Date of Award

12-17-2015

Degree Type

Dissertation

Degree Name

Doctor of Philosophy (PhD)

Department

Psychology

First Advisor

Robin D. Morris

Second Advisor

Lee Branum-Martin

Third Advisor

Rose A. Sevcik

Fourth Advisor

Daphne Greenberg

Abstract

This study examined the degree to which core reading-related latent constructs, such as reading comprehension, language comprehension, word decoding, non-word decoding, phonological awareness, and speed, are equivalent and reflective of the same underlying constructs across different age groups of poor readers. Within this framework, we also worked to better understand whether poor readers at different ages are similar or different in their pattern of relationships among core reading-related constructs. The sample was poor readers at different ages, including 430 elementary students, 584 middle school students and 236 adults. Using confirmatory factor analysis, four models of reading were tested for each age group. Different models of reading were found to best represent reading-related skill across the three groups of poor readers. Specifically, for the elementary school students, reading-related skills were highly correlated and reading skills were best represented by a two-factor model, including the factors of literacy and language comprehension.
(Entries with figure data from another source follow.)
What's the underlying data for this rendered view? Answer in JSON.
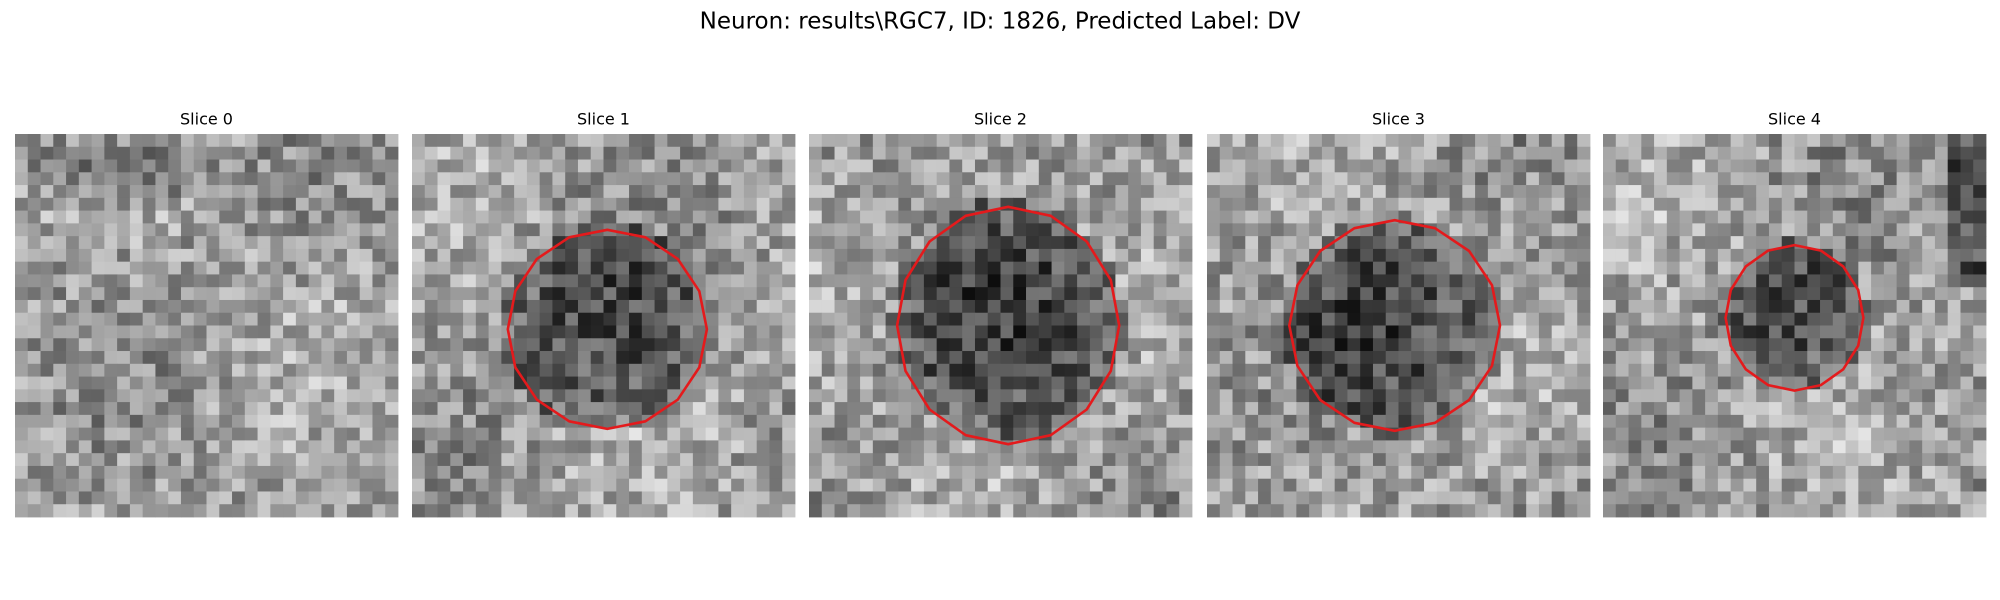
{
  "header": {
    "title": "Neuron: results\\RGC7, ID: 1826, Predicted Label: DV"
  },
  "panels": [
    {
      "title": "Slice 0"
    },
    {
      "title": "Slice 1"
    },
    {
      "title": "Slice 2"
    },
    {
      "title": "Slice 3"
    },
    {
      "title": "Slice 4"
    }
  ]
}
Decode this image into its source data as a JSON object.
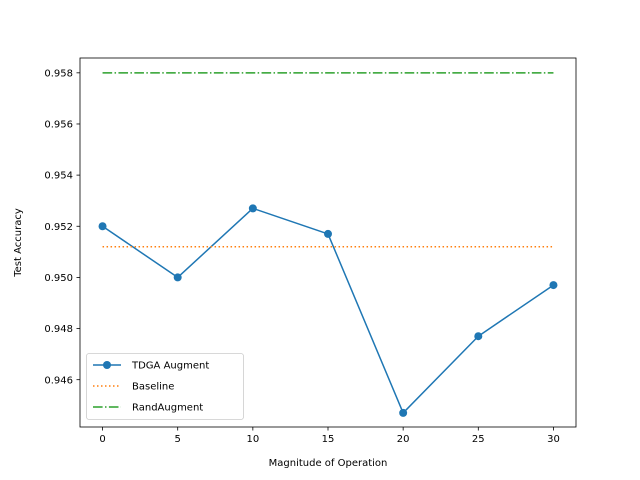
{
  "chart_data": {
    "type": "line",
    "title": "",
    "xlabel": "Magnitude of Operation",
    "ylabel": "Test Accuracy",
    "xlim": [
      -1.5,
      31.5
    ],
    "ylim": [
      0.94415,
      0.95858
    ],
    "x_ticks": [
      0,
      5,
      10,
      15,
      20,
      25,
      30
    ],
    "x_tick_labels": [
      "0",
      "5",
      "10",
      "15",
      "20",
      "25",
      "30"
    ],
    "y_ticks": [
      0.946,
      0.948,
      0.95,
      0.952,
      0.954,
      0.956,
      0.958
    ],
    "y_tick_labels": [
      "0.946",
      "0.948",
      "0.950",
      "0.952",
      "0.954",
      "0.956",
      "0.958"
    ],
    "grid": false,
    "legend_position": "lower-left",
    "series": [
      {
        "name": "TDGA Augment",
        "style": "solid",
        "marker": "circle",
        "color": "#1f77b4",
        "x": [
          0,
          5,
          10,
          15,
          20,
          25,
          30
        ],
        "y": [
          0.952,
          0.95,
          0.9527,
          0.9517,
          0.9447,
          0.9477,
          0.9497
        ]
      },
      {
        "name": "Baseline",
        "style": "dotted",
        "marker": "none",
        "color": "#ff7f0e",
        "x": [
          0,
          30
        ],
        "y": [
          0.9512,
          0.9512
        ]
      },
      {
        "name": "RandAugment",
        "style": "dashdot",
        "marker": "none",
        "color": "#2ca02c",
        "x": [
          0,
          30
        ],
        "y": [
          0.958,
          0.958
        ]
      }
    ]
  }
}
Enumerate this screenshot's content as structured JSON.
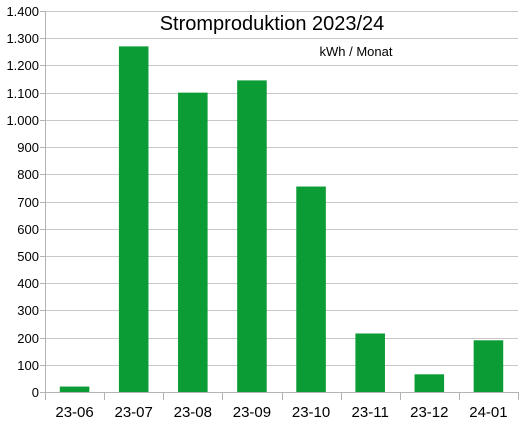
{
  "chart_data": {
    "type": "bar",
    "title": "Stromproduktion 2023/24",
    "subtitle": "kWh / Monat",
    "categories": [
      "23-06",
      "23-07",
      "23-08",
      "23-09",
      "23-10",
      "23-11",
      "23-12",
      "24-01"
    ],
    "values": [
      20,
      1270,
      1100,
      1145,
      755,
      215,
      65,
      190
    ],
    "ylim": [
      0,
      1400
    ],
    "yticks": [
      0,
      100,
      200,
      300,
      400,
      500,
      600,
      700,
      800,
      900,
      1000,
      1100,
      1200,
      1300,
      1400
    ],
    "ytick_labels": [
      "0",
      "100",
      "200",
      "300",
      "400",
      "500",
      "600",
      "700",
      "800",
      "900",
      "1.000",
      "1.100",
      "1.200",
      "1.300",
      "1.400"
    ],
    "grid": true,
    "bar_color": "#0c9c36",
    "grid_color": "#c8c8c8",
    "axis_color": "#b3b3b3"
  }
}
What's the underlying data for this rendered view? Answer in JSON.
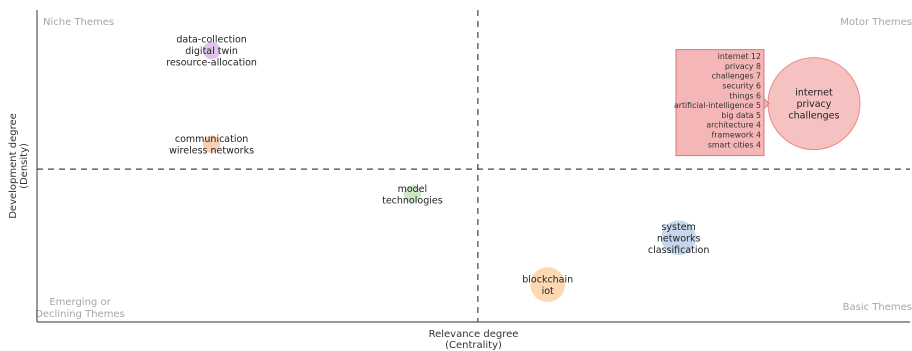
{
  "chart_data": {
    "type": "scatter",
    "subtype": "thematic-map-bubble",
    "xlabel": [
      "Relevance degree",
      "(Centrality)"
    ],
    "ylabel": [
      "Development degree",
      "(Density)"
    ],
    "quadrants": {
      "top_left": [
        "Niche Themes"
      ],
      "top_right": [
        "Motor Themes"
      ],
      "bottom_left": [
        "Emerging or",
        "Declining Themes"
      ],
      "bottom_right": [
        "Basic Themes"
      ]
    },
    "xlim": [
      0,
      1
    ],
    "ylim": [
      0,
      1
    ],
    "x_divider": 0.505,
    "y_divider": 0.49,
    "grid": false,
    "clusters": [
      {
        "labels": [
          "data-collection",
          "digital twin",
          "resource-allocation"
        ],
        "x": 0.2,
        "y": 0.87,
        "size": 1,
        "color": "#d9b8e8"
      },
      {
        "labels": [
          "communication",
          "wireless networks"
        ],
        "x": 0.2,
        "y": 0.57,
        "size": 1,
        "color": "#f5c9a8"
      },
      {
        "labels": [
          "model",
          "technologies"
        ],
        "x": 0.43,
        "y": 0.41,
        "size": 1,
        "color": "#c2e3bb"
      },
      {
        "labels": [
          "internet",
          "privacy",
          "challenges"
        ],
        "x": 0.89,
        "y": 0.7,
        "size": 28,
        "color": "#f4b6b6",
        "stroke": "#e98a8a"
      },
      {
        "labels": [
          "system",
          "networks",
          "classification"
        ],
        "x": 0.735,
        "y": 0.27,
        "size": 4,
        "color": "#bcd0ea"
      },
      {
        "labels": [
          "blockchain",
          "iot"
        ],
        "x": 0.585,
        "y": 0.12,
        "size": 4,
        "color": "#fbd1a6"
      }
    ],
    "tooltip": {
      "color": "#f4b6b6",
      "border": "#d27a7a",
      "items": [
        "internet 12",
        "privacy 8",
        "challenges 7",
        "security 6",
        "things 6",
        "artificial-intelligence 5",
        "big data 5",
        "architecture 4",
        "framework 4",
        "smart cities 4"
      ]
    }
  }
}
For the middle school students, latent correlations between reading-related skills were lower than the elementary students and the best fitting model was the four-factor model, including factors of decoding, reading comprehension, speed, and language comprehension. Lastly, reading-related skills for the adult sample were best represented by the six-factor model, including distinct factors of phonological awareness, non-word decoding, word decoding, reading comprehension, speed, and language comprehension.